Once you see that, “write a better prompt” starts to sound too small.

Prompts still matter.

But prompts are becoming the input to a larger runtime.

The practical rule

If you take one thing from this, take this:

Do not ask for more agents. Ask for a better workflow contract.

Before you let an agent swarm loose, require:

Roles + tools + evidence + budget + review + stop conditions.

That is the difference between a workflow and a very expensive group chat.

Claude Code’s dynamic workflows are interesting because they make that distinction visible inside a coding tool.

But the principle is bigger than Claude.

The future of agent work is not one perfect prompt.

It is the small, inspectable workflow that proves what happened before it asks you to trust the result.

FAQ

What is a dynamic workflow in Claude Code?

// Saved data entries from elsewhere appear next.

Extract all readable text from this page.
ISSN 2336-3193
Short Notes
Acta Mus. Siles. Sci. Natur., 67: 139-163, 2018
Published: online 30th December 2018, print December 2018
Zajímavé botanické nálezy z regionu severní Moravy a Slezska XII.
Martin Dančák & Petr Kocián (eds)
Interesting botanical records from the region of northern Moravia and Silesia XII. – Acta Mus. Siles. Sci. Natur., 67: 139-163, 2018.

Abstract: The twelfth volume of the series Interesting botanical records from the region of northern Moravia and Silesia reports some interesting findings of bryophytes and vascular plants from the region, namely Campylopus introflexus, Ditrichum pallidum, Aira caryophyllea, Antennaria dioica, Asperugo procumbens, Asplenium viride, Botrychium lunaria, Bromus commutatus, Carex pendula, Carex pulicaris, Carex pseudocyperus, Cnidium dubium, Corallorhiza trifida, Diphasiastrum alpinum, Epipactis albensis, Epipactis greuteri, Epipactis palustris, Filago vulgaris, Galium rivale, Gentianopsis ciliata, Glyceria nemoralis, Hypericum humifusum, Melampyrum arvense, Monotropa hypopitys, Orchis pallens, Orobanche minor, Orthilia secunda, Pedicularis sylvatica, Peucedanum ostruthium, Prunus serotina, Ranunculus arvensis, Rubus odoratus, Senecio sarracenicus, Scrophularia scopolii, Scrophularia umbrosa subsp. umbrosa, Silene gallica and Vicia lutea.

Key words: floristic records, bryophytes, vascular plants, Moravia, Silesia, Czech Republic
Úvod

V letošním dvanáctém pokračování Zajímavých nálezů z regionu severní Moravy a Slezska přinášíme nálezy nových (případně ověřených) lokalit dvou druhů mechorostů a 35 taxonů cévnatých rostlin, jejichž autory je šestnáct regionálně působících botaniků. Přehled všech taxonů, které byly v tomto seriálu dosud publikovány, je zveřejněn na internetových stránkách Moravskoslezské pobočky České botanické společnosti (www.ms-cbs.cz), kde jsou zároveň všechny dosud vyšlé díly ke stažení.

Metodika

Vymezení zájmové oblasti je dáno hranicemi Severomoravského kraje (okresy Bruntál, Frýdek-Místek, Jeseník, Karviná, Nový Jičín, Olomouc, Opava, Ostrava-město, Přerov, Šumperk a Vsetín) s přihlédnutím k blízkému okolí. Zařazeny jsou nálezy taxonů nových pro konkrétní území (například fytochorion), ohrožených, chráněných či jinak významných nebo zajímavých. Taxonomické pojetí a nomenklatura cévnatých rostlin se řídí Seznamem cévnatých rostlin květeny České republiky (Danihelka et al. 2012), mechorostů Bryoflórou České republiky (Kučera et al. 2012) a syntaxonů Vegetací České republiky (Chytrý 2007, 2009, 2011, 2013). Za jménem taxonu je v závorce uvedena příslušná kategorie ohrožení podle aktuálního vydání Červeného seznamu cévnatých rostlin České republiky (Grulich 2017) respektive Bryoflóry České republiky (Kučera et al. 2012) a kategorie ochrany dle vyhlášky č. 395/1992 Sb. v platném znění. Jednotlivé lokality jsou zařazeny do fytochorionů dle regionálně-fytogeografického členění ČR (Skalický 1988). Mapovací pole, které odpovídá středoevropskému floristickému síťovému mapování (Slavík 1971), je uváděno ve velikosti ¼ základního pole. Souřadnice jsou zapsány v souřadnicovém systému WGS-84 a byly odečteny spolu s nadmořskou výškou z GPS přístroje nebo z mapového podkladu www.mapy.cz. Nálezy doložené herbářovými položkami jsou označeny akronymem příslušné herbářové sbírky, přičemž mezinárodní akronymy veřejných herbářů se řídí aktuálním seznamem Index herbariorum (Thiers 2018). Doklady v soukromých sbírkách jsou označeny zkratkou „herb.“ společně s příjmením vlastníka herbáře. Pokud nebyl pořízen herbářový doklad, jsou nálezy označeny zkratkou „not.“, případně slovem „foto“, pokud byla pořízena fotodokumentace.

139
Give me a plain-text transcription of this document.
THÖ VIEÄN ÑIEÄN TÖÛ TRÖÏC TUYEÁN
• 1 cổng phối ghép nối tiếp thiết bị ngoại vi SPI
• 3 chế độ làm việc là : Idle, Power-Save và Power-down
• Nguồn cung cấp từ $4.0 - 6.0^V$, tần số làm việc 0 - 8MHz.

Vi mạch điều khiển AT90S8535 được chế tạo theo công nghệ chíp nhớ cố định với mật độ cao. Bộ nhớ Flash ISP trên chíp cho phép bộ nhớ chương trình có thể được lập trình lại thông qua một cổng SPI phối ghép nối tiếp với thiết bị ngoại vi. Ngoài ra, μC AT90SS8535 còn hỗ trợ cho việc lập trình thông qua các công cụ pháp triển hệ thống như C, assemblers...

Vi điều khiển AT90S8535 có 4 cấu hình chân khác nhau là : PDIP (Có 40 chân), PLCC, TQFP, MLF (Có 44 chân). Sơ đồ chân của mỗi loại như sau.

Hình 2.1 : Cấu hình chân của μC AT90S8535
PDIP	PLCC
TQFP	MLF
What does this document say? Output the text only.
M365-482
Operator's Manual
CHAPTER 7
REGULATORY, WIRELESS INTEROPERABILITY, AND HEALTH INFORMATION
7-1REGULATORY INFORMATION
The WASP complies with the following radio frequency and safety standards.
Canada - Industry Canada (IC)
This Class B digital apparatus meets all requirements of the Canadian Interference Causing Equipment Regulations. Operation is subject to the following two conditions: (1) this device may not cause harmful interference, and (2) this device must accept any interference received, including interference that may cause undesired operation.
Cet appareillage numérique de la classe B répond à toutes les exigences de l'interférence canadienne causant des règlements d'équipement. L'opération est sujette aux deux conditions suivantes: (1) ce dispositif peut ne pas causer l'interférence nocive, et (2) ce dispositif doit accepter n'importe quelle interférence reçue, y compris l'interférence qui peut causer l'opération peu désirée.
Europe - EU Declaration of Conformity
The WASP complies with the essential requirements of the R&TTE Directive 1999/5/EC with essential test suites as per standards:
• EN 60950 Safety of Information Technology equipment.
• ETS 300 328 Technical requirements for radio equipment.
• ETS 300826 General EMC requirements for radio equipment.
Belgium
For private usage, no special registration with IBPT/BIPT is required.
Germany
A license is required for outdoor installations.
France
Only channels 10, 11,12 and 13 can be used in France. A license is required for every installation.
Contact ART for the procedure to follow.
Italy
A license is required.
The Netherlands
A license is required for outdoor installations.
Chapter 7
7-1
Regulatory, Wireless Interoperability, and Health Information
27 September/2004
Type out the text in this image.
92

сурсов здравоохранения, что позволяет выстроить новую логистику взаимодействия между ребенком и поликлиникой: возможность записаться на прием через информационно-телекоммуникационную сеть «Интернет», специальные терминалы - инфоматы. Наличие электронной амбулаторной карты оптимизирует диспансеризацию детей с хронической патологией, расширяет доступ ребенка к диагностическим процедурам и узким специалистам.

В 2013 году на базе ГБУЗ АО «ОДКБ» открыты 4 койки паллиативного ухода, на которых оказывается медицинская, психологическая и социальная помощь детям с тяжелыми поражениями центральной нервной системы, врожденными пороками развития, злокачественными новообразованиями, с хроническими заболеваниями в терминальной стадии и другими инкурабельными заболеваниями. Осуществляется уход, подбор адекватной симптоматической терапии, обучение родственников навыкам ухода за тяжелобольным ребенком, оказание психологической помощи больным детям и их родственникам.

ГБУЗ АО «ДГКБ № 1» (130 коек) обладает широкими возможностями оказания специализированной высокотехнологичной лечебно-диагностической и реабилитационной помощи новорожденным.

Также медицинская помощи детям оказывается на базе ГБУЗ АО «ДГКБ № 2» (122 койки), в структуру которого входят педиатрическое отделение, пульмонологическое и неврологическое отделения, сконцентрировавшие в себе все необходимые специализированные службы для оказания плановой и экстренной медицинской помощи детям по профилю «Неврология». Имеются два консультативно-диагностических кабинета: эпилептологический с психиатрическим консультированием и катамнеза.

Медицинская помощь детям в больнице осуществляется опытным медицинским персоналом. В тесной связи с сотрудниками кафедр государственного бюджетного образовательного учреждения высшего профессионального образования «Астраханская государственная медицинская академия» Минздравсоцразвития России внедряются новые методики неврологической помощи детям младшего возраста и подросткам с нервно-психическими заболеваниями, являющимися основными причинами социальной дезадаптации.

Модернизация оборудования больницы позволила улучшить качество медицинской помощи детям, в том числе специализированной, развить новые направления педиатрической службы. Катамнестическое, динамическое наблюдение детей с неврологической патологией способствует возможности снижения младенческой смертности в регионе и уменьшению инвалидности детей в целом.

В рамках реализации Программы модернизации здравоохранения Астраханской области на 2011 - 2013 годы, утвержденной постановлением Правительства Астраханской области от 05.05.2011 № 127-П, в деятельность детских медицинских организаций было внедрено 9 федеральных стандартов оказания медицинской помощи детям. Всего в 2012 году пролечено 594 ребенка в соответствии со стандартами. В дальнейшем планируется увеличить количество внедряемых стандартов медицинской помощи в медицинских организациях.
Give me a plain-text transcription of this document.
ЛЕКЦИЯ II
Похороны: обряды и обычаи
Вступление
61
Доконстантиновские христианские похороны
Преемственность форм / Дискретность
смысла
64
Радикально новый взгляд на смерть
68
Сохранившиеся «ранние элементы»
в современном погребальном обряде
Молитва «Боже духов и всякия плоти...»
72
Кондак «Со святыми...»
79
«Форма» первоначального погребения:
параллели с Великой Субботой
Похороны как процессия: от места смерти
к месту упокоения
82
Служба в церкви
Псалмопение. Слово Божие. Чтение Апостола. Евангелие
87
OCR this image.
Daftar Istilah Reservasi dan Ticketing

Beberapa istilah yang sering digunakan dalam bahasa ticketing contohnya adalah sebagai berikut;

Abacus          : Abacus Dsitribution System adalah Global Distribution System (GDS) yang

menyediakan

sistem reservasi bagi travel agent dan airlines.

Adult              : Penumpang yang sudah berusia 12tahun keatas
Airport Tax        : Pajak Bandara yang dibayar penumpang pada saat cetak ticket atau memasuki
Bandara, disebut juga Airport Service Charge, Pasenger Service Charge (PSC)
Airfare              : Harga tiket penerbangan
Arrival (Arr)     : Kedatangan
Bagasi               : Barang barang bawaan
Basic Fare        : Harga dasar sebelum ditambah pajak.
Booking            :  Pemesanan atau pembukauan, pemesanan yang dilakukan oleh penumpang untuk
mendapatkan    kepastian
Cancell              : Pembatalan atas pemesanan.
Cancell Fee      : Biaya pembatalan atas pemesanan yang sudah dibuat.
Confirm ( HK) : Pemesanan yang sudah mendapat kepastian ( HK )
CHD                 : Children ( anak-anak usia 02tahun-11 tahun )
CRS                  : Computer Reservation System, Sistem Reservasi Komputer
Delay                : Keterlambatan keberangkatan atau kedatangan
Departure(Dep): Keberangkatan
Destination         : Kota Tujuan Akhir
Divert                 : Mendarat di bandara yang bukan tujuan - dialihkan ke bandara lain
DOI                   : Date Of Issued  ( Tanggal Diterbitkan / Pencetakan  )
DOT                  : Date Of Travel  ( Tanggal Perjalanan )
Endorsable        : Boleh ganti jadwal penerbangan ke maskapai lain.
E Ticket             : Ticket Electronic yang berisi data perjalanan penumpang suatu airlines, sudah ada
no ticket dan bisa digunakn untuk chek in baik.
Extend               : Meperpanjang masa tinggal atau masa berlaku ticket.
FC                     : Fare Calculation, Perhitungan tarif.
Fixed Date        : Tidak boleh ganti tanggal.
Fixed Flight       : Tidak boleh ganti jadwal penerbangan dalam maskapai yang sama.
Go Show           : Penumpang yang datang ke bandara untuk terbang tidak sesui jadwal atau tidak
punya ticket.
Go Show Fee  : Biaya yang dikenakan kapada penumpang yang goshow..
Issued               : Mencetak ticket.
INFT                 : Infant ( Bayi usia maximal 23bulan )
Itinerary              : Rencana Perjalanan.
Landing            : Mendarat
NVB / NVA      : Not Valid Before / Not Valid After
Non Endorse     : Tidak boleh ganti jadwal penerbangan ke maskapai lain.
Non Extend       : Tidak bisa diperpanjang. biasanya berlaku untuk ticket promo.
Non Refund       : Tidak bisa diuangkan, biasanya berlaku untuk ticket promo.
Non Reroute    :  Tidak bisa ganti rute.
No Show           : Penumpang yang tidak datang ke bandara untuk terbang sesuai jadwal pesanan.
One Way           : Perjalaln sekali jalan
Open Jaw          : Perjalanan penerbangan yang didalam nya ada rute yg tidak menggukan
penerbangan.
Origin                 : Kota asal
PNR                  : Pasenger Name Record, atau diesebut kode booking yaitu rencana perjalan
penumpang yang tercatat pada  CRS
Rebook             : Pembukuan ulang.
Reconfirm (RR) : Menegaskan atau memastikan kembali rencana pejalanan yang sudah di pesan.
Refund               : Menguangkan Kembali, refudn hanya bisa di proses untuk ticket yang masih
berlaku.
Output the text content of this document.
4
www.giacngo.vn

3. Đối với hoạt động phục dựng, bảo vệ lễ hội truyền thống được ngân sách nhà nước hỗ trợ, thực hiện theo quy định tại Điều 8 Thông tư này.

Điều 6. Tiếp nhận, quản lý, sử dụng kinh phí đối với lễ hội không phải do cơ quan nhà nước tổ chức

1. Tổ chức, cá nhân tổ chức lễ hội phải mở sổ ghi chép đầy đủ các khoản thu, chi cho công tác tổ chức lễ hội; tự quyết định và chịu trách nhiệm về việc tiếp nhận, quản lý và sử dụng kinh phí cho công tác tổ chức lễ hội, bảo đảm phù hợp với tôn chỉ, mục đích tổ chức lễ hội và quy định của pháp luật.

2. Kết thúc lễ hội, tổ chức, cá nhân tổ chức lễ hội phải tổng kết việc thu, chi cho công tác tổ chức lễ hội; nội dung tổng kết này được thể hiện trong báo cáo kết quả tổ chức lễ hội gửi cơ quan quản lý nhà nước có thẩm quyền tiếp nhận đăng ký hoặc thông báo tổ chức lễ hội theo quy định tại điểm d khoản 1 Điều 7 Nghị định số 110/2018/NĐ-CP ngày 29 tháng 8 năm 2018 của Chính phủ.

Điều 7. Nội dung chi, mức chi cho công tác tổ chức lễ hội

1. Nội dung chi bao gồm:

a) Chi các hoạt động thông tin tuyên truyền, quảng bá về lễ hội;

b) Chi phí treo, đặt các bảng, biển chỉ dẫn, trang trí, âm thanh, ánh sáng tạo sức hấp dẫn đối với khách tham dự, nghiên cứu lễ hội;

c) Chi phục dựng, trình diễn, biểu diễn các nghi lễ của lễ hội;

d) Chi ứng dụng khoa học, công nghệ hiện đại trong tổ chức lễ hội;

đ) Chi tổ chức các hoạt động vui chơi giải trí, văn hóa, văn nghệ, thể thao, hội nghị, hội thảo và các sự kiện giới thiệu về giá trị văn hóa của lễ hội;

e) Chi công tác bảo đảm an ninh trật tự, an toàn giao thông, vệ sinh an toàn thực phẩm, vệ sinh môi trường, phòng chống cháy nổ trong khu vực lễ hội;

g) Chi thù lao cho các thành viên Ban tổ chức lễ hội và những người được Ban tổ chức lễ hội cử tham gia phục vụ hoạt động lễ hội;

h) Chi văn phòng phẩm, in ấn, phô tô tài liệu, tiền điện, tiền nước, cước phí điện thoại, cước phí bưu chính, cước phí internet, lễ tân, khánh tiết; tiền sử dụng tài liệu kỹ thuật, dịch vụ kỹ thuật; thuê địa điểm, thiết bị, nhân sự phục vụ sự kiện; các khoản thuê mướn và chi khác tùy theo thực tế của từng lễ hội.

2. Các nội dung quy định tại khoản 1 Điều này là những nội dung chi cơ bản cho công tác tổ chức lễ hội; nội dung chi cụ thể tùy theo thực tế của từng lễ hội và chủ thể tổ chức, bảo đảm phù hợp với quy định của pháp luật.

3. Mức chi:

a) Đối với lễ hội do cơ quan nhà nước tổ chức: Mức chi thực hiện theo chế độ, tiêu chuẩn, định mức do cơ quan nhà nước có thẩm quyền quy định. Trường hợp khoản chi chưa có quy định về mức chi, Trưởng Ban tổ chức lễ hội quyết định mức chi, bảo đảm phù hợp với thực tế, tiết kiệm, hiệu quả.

Claude Code describes a dynamic workflow as a JavaScript script that Claude writes for a task. The runtime executes it in the background to orchestrate many subagents, while the user can inspect and manage the run.

Are dynamic workflows just parallel agents?

No. Parallelism is only one part. The useful shift is moving orchestration into a readable, reusable script with phases, intermediate state, observability, and cross-checking.

When should teams not use dynamic workflows?

Do not use them for tiny tasks, subjective decisions, sensitive broad-tool work without permission boundaries, or any task where you cannot define evidence for correctness.